# can i get work i am a plasterer



## vinn39

hi would like to move to thailand is there plastering jobs there for uk people can anyone help me many thanks tim


----------



## Dave O'Dottu

vinn39 said:


> hi would like to move to thailand is there plastering jobs there for uk people can anyone help me many thanks tim


technically it's illegal unless you go through all the bs to set up a company or get married to a thai, etc

but (wink wink) I see a lot of expat tradesmen advertising in the little newsletters in Chiang Mai.


----------



## HK_Brit

vinn39 said:


> hi would like to move to thailand is there plastering jobs there for uk people can anyone help me many thanks tim


You will be competing against Thai workers who charge very little to do similar jobs. Could be 500 baht or less a day. Most Thai houses are blocks, with cement skimming and then painted. The only plastering I see is for ceilings.

Also as said, you need a work visa to work legally.


----------



## vinn39

*hi thank you*



HK_Brit said:


> You will be competing against Thai workers who charge very little to do similar jobs. Could be 500 baht or less a day. Most Thai houses are blocks, with cement skimming and then painted. The only plastering I see is for ceilings.
> 
> Also as said, you need a work visa to work legally.

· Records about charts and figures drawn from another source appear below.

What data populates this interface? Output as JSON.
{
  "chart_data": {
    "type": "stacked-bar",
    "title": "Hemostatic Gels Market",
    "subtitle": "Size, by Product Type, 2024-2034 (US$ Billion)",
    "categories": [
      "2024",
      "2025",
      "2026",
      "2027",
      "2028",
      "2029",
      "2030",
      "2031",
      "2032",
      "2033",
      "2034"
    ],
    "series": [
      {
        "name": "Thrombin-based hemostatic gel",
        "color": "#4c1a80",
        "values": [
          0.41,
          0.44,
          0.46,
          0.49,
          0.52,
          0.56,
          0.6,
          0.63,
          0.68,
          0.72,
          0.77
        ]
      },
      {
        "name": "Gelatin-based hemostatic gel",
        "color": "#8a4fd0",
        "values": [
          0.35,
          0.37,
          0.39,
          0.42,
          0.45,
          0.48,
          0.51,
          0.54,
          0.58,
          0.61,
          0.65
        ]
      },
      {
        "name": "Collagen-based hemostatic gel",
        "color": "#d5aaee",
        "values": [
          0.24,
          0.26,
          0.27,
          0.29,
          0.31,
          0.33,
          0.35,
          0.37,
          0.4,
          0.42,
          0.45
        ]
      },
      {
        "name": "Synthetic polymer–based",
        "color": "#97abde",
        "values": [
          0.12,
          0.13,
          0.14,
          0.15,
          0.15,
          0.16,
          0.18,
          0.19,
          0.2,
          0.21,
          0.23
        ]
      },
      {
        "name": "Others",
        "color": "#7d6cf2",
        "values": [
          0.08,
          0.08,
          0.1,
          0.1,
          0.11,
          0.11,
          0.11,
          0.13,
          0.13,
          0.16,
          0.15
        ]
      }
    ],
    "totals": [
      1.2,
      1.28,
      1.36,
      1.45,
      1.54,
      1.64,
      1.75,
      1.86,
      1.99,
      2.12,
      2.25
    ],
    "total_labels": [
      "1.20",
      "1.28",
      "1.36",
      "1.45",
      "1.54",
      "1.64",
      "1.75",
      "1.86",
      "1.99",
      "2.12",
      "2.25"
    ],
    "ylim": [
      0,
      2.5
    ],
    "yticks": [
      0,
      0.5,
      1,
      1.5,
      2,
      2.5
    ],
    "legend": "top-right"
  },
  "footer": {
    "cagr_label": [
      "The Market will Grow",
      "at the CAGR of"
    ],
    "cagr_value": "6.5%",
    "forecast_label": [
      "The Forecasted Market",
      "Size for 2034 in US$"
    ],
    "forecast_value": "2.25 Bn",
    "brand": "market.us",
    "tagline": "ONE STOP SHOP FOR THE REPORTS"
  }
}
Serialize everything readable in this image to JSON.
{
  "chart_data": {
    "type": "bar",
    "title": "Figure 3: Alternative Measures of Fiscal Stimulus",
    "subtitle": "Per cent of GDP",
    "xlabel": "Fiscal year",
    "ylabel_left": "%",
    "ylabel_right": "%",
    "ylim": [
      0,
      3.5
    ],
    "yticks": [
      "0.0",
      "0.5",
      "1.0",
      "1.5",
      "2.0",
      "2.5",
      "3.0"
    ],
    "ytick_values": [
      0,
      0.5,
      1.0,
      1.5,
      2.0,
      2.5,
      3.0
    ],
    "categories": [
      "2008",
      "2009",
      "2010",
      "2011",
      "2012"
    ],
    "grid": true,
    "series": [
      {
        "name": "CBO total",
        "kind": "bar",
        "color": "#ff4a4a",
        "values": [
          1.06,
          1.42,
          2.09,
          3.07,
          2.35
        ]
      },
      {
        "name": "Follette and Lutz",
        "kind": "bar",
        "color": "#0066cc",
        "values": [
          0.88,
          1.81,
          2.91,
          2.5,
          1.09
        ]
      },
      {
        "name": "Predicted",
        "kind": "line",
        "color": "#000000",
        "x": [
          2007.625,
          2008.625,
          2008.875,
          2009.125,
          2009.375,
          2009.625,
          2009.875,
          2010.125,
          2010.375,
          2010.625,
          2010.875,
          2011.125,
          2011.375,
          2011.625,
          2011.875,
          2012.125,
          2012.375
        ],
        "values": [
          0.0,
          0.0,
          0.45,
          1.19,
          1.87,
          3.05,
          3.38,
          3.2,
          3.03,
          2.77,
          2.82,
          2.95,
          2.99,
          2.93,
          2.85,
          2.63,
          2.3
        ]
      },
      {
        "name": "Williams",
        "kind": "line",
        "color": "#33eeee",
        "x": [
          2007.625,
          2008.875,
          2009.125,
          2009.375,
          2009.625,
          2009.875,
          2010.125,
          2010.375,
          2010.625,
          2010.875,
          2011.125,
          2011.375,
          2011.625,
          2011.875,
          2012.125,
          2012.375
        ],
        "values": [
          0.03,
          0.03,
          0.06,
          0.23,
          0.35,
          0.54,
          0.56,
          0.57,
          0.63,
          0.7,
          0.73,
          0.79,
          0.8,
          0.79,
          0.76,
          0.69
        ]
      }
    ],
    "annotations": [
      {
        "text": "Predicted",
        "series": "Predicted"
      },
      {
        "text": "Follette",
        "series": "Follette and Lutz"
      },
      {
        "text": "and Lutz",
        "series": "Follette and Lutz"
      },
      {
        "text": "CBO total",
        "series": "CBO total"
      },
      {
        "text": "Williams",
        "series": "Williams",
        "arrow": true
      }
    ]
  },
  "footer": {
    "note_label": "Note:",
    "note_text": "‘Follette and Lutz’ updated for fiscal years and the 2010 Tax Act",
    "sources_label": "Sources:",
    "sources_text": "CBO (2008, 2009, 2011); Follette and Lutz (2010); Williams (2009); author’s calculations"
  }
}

hi how would i find work do i need a company do not mind about money just want to live there i have a thai girl and what to be with her. can you let me no with thanks tim


----------



## xtr3mx7

Well, you will have to setup a company with registered capital of 2million baht in order to get yourself a work permit for your that company. I was previously on same boat as my Thai wife wanted to move back to Thailand. Now I'm here living on a non Imm O wedding visa with 400K in a bank account, trying to secure myself a job... which is not an easy thing.


----------